Liquid Crystal on Silicon and You

purchasing a projector

Whether you're purchasing a projector for your own home entertainment system or for large-scale outdoor cinema events, you've probably been doing your research. Hopefully. Hey, whatever you're using your projector for, it's an investment. And you want to get the best quality, the best performance possible for the money you put down. That means you've read all about DLP technology. It means you've probably read about LCD screens. And it means you need to know about a lesser-known type of display - a type that uses liquid crystal on silicon, or LCoS technology.

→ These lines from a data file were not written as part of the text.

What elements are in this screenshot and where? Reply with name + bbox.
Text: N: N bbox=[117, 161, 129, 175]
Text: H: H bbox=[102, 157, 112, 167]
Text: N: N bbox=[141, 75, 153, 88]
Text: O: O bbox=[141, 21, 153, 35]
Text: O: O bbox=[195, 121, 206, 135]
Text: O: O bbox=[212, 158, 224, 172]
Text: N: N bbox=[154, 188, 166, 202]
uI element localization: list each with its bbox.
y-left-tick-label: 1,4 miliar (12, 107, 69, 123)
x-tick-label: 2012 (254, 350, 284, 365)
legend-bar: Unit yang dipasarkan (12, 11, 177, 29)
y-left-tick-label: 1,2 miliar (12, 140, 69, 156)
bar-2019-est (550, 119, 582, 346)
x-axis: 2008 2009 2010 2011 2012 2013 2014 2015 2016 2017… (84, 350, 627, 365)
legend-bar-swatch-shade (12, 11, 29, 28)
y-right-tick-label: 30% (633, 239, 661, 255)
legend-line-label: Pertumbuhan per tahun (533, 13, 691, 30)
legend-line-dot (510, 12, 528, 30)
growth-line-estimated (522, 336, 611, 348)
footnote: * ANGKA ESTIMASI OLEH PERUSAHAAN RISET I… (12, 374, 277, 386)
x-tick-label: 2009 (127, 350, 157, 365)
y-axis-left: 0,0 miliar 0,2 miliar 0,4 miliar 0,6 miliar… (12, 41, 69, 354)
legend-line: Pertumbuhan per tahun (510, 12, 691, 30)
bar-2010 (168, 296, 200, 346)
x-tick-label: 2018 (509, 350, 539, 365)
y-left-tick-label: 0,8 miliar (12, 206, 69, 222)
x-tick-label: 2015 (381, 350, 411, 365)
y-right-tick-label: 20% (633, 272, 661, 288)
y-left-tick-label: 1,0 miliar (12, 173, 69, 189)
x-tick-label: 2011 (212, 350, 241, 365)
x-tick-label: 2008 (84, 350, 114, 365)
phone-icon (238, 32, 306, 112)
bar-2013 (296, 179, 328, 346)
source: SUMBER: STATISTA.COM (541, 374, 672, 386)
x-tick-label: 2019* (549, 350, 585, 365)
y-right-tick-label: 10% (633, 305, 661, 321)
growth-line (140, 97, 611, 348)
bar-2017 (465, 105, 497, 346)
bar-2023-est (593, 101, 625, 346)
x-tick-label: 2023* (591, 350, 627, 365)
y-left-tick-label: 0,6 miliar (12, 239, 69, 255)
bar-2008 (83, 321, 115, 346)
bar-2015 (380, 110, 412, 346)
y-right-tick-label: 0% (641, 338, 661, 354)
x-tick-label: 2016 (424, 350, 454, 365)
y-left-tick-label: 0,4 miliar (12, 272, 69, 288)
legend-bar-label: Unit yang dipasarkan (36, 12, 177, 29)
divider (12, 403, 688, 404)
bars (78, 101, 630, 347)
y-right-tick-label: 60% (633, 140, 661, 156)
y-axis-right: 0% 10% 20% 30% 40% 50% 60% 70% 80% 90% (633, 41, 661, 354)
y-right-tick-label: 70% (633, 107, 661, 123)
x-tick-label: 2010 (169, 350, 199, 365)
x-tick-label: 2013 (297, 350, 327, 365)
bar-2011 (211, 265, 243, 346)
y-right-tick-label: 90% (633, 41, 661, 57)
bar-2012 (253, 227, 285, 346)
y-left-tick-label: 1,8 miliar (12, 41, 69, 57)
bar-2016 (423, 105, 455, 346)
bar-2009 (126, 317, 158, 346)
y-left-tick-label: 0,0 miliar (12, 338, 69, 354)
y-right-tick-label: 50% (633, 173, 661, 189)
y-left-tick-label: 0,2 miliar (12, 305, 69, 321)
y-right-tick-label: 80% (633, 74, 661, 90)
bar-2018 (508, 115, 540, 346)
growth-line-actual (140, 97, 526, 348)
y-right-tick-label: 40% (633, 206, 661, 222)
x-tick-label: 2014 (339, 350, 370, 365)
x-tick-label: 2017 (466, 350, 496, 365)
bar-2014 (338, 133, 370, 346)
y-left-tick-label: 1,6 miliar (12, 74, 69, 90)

The simplest way to introduce this technology is to say that it is a hybrid of the DLP and LCD systems. As mentioned before, we hope you've been doing some research on projector technology already. At least a little bit. But, just in case this happens to be the very first article that you stumble upon in your quest for the perfect projector, let's review the basics of DLP and LCD technologies real quick:

  • An LCD projector will transmit light through liquid crystals, one for each pixel, in a glass display; it is a transmissive technology.

  • A DLP projector, meanwhile, will use small mirrors to reflect the pixels. Each mirror moves toward or away from the screen, depending on whether or not its corresponding pixel is active at that moment. DLP is a reflective technology.

For the purposes of this article, that's all you'll need to know.

Liquid crystal on silicon technology, as stated before, is a combination of the two technologies. Instead of the light passing through liquid crystals in a glass display, the crystals are applied to a reflective mirror substrate. The liquid crystals act as sort of a gatekeeper to the mirrored surface below it. If the pixel is active, the main console will send a signal to the liquid crystal. Think of it as if the pixel tells the crystal Open sesame! The liquid crystal opens up and the light is allowed to pass through, bounce off the reflective mirror, and through three specifically-designated color chips. What ends up on the screen is sharp like an LCD display, but still has the cinematic feel that those in the know have come to expect out of DLP projectors.

But, is this an advantageous hybrid, overall? The answer is maybe , depending on your budget, ultimately. LCoS projectors are notable for their extremely high resolution - В some say the highest quality available yet. However, it is still a very new technology and so it is much more expensive than the average LCD or DLP projector. If you're not the kind of person who obsesses like Captain Ahab over the chance at slightly higher resolution, don't go for it. Often the quality difference between the higher end machine and the next best technology on the market is negligible. Additionally, LCoS projectors are bulkier than both LCD and DLP projectors. The lightest model on the market right now is about 12 pounds. The technology simply hasn't been around long enough to be nice and small and portable just yet.

Surely, it'll be only a couple of short years before the LCoS are more compatible with the here-and-there lifestyle of the on-the-go outdoor projectionist. For now, it's a great technology if you plan on projecting things in one primary location.